Two-dimensional Yang-Mills theory, Painleve equations and the six-vertex model

TL;DR

This paper establishes deep connections between two-dimensional Yang-Mills theory, the six-vertex model, and Painleve equations, revealing new integrable structures and phase behavior insights through matrix models and tau-functions.

Contribution

It demonstrates the mapping of Yang-Mills partition functions to six-vertex models and Painleve equations, introducing a unified integrable framework and matrix model representations.

Findings

Partition function mapped to six-vertex model with domain wall boundary conditions.

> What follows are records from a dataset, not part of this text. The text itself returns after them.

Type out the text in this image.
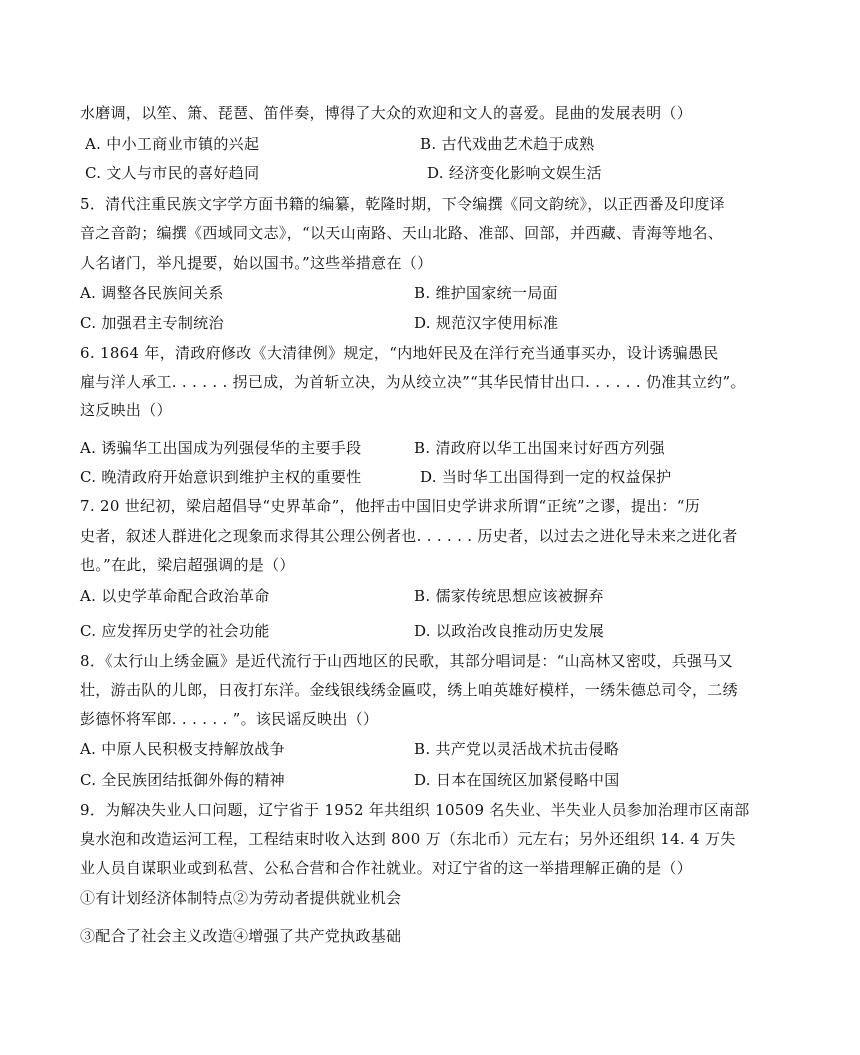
水磨调，以笙、箫、琵琶、笛伴奏，博得了大众的欢迎和文人的喜爱。昆曲的发展表明（）
A. 中小工商业市镇的兴起	B. 古代戏曲艺术趋于成熟
C. 文人与市民的喜好趋同	D. 经济变化影响文娱生活
5．清代注重民族文字学方面书籍的编纂，乾隆时期，下令编撰《同文韵统》，以正西番及印度译
音之音韵；编撰《西域同文志》，“以天山南路、天山北路、准部、回部，并西藏、青海等地名、
人名诸门，举凡提要，始以国书。”这些举措意在（）
A. 调整各民族间关系	B. 维护国家统一局面
C. 加强君主专制统治	D. 规范汉字使用标准
6. 1864 年，清政府修改《大清律例》规定，“内地奸民及在洋行充当通事买办，设计诱骗愚民
雇与洋人承工. . . . . . 拐已成，为首斩立决，为从绞立决”“其华民情甘出口. . . . . . 仍准其立约”。
这反映出（）
A. 诱骗华工出国成为列强侵华的主要手段	B. 清政府以华工出国来讨好西方列强
C. 晚清政府开始意识到维护主权的重要性	D. 当时华工出国得到一定的权益保护
7. 20 世纪初，梁启超倡导“史界革命”，他抨击中国旧史学讲求所谓“正统”之谬，提出：“历
史者，叙述人群进化之现象而求得其公理公例者也. . . . . . 历史者，以过去之进化导未来之进化者
也。”在此，梁启超强调的是（）
A. 以史学革命配合政治革命	B. 儒家传统思想应该被摒弃
C. 应发挥历史学的社会功能	D. 以政治改良推动历史发展
8．《太行山上绣金匾》是近代流行于山西地区的民歌，其部分唱词是：“山高林又密哎，兵强马又
壮，游击队的儿郎，日夜打东洋。金线银线绣金匾哎，绣上咱英雄好模样，一绣朱德总司令，二绣
彭德怀将军郎. . . . . . ”。该民谣反映出（）
A. 中原人民积极支持解放战争	B. 共产党以灵活战术抗击侵略
C. 全民族团结抵御外侮的精神	D. 日本在国统区加紧侵略中国
9．为解决失业人口问题，辽宁省于 1952 年共组织 10509 名失业、半失业人员参加治理市区南部
臭水泡和改造运河工程，工程结束时收入达到 800 万（东北币）元左右；另外还组织 14. 4 万失
业人员自谋职业或到私营、公私合营和合作社就业。对辽宁省的这一举措理解正确的是（）
①有计划经济体制特点②为劳动者提供就业机会
③配合了社会主义改造④增强了共产党执政基础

Partition function expressed as a tau-function of Painleve V equation.

Thermodynamic phases described by q-deformations of Yang-Mills theory.

Abstract

We show that the chiral partition function of two-dimensional Yang-Mills theory on the sphere can be mapped to the partition function of the homogeneous six-vertex model with domain wall boundary conditions in the ferroelectric phase. A discrete matrix model description in both cases is given by the Meixner ensemble, leading to a representation in terms of a stochastic growth model. We show that the partition function is a particular case of the z-measure on the set of Young diagrams, yielding a unitary matrix model for chiral Yang-Mills theory on the sphere and the identification of the partition function as a tau-function of the Painleve V equation. We describe the role played by generalized non-chiral Yang-Mills theory on the sphere in relating the Meixner matrix model to the Toda chain hierarchy encompassing the integrability of the six-vertex model. We also argue that the thermodynamic behaviour of the six-vertex model in the disordered and antiferroelectric phases are captured by particular q-deformations of two-dimensional Yang-Mills theory on the sphere.